Guest post by Yvonne Li, Co-founder of SurMD

The handling and sharing of medical records is a critical and sensitive issue, and one that affects millions of providers, patients and payers every day. According to the Center for Disease Control and Prevention, Americans alone make more than a billion visits to doctors’ offices, clinics and hospitals annually, so one can only imagine how often medical records exchange hands between patients, physicians, specialists, healthcare organizations and their staff.

Test results, images, medical and billing history and other related information continue to be mailed, faxed and—more commonly—emailed between interested parties. Email is the most popular of these options because it combines the wide accessibility of snail mail with the immediacy of fax transmission. But email as a means of sharing sensitive healthcare data lacks in three critical areas: security, regulatory compliance and working with large files.

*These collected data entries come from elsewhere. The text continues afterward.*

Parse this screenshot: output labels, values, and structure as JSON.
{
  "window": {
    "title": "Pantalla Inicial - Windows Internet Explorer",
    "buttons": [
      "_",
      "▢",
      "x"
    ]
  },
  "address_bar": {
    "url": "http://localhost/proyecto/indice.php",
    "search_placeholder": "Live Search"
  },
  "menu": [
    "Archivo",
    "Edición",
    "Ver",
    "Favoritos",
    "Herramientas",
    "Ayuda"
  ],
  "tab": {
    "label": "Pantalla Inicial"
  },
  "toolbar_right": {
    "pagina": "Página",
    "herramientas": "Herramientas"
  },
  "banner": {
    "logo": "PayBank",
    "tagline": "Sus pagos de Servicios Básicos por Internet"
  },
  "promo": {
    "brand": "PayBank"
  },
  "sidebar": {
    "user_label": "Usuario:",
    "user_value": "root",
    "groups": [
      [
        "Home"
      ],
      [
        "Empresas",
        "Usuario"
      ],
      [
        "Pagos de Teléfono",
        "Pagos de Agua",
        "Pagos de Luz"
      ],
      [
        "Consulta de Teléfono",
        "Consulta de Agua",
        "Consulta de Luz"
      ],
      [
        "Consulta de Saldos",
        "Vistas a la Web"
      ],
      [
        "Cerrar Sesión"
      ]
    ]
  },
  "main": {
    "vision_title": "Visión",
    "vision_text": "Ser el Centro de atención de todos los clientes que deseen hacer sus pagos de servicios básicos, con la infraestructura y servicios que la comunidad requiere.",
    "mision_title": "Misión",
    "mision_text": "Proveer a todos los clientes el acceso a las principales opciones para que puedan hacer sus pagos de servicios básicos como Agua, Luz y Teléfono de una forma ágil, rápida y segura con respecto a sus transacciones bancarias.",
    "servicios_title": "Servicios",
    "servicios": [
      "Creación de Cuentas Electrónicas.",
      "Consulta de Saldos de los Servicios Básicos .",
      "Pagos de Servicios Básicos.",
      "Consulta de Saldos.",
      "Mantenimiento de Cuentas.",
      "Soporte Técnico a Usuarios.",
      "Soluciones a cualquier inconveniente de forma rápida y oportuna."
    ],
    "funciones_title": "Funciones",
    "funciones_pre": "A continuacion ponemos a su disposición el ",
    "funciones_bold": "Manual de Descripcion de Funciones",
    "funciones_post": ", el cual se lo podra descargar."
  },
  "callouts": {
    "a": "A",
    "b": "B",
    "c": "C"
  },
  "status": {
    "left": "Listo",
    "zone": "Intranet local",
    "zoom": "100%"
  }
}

Security, privacy and protection

Gaps in email security should have doctors and patients sweating bullets any time they attach medical information to an email and hover their cursor over the “send” button.

The overarching problem lies in the encryption, or lack thereof. Like CDs and popular online sharing services, medical records transmitted via email are generally unencrypted. This is the case not only in transit, but also when they sit on the servers of the email providers. Thus, sensitive medical information lies vulnerable at all times.

Exchanging records by email means exposing patients’ personal information and their entire medical histories to a nefarious underworld of hackers seeking to exploit such information. It may include the most personal and private information, from social security numbers to diagnoses for chronic illnesses. Should information get in the wrong hands, there’s no predicting the extent and impact of the consequences.